I'm not at all familiar with Gimp. Adobe PhotoShop Elements may give you these features. I couldn't say for sure. Cost for Elements is @$89.

I think that you can download a free 30day trial copy of Elements from the Adobe website.

Greg


----------



## TellicoTurning (Jan 30, 2009)

ROB

I'm not that great of a photographer myself, and I prefer to work with a white background when I can so that if I get it right, the pen will appear to just float in the shot... I like the second picture better, but think the background could be eliminated if you can set your white balance a little more.  Also if you are using incandescent lights, chances are they are more yellow in color and will add that tinge to your picture.  -- and I would remove the props in the picture.. I think they really take away from a nice pen.

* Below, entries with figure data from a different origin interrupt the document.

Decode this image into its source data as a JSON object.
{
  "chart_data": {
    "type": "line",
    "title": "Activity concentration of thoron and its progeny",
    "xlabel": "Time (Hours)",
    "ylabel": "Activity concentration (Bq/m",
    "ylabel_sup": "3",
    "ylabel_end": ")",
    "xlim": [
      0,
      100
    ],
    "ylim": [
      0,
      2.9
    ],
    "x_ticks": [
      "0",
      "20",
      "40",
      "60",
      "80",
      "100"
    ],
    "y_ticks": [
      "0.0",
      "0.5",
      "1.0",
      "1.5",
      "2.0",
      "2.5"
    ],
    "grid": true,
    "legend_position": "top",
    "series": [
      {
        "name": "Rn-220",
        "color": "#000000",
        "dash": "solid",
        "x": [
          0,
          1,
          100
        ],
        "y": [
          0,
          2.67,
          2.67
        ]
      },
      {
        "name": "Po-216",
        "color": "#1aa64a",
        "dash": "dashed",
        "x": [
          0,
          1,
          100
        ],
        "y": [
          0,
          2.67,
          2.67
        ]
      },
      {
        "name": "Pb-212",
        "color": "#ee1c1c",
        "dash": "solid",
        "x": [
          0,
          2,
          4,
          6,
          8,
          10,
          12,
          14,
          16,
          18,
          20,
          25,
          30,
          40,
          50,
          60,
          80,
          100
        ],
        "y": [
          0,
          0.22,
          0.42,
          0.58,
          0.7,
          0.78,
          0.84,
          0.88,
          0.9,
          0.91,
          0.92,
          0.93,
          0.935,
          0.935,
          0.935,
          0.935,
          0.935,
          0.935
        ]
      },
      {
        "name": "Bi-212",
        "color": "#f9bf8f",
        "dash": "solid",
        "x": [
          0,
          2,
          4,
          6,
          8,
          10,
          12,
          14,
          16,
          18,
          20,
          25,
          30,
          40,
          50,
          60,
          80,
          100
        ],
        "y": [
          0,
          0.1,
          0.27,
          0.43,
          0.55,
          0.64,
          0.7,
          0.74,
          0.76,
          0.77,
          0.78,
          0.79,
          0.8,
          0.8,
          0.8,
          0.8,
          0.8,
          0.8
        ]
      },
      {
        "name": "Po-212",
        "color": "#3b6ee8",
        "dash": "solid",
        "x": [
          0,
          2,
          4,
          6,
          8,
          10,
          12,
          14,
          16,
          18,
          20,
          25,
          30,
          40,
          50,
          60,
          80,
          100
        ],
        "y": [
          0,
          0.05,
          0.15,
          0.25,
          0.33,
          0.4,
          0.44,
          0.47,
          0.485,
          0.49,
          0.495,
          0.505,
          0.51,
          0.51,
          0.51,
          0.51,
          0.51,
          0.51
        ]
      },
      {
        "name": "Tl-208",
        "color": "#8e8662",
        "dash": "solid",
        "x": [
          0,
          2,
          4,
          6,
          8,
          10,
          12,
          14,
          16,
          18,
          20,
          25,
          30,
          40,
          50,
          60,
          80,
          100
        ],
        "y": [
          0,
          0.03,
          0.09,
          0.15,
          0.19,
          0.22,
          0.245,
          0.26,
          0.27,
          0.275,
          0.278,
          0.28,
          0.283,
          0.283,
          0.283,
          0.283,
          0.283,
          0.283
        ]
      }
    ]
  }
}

Keep in mind there are lots and lots of better photographers here than me and my comments are my preferences only... not necessarily all that correct for your purposes.


----------



## hstudio (Jan 31, 2009)

Rob.......I just found a tutorial which includes the curves feature that I was referring to. This tutorial features GIMP as the software.

http://www.nealaddy.org/node/16


----------



## bitshird (Jan 31, 2009)

Rudy Vey said:


> The first picture is too red, the second seems right in color. The grey back ground is grey. One more tip, you should turn the clip away from the front, one can see your camera's mirror image.



Rudy on a pen with that much bright work, it would almost be impossible not to see the camera unless the camera lens was through a hole and then you would see what ever the material was  the lens was pointing through..

Rod, I think the second one is closer to real colors, but it looks like your depth of field is shallow, you can see the grain of the fabric on the left side of the picture but it isn't as pronounced on the right below the finial, if you could get brighter bulbs in the side lamps that might help, by giving a tighter F stop, that's what made the difference in the second picture, I'd say if you could either shoot at a slower shutter speed or get more light through the sides, you'd have it. but don't judge my comments by my pictures, I don't have much to work with for lighting or a box, thank god and social security for my Nikon 5700.


----------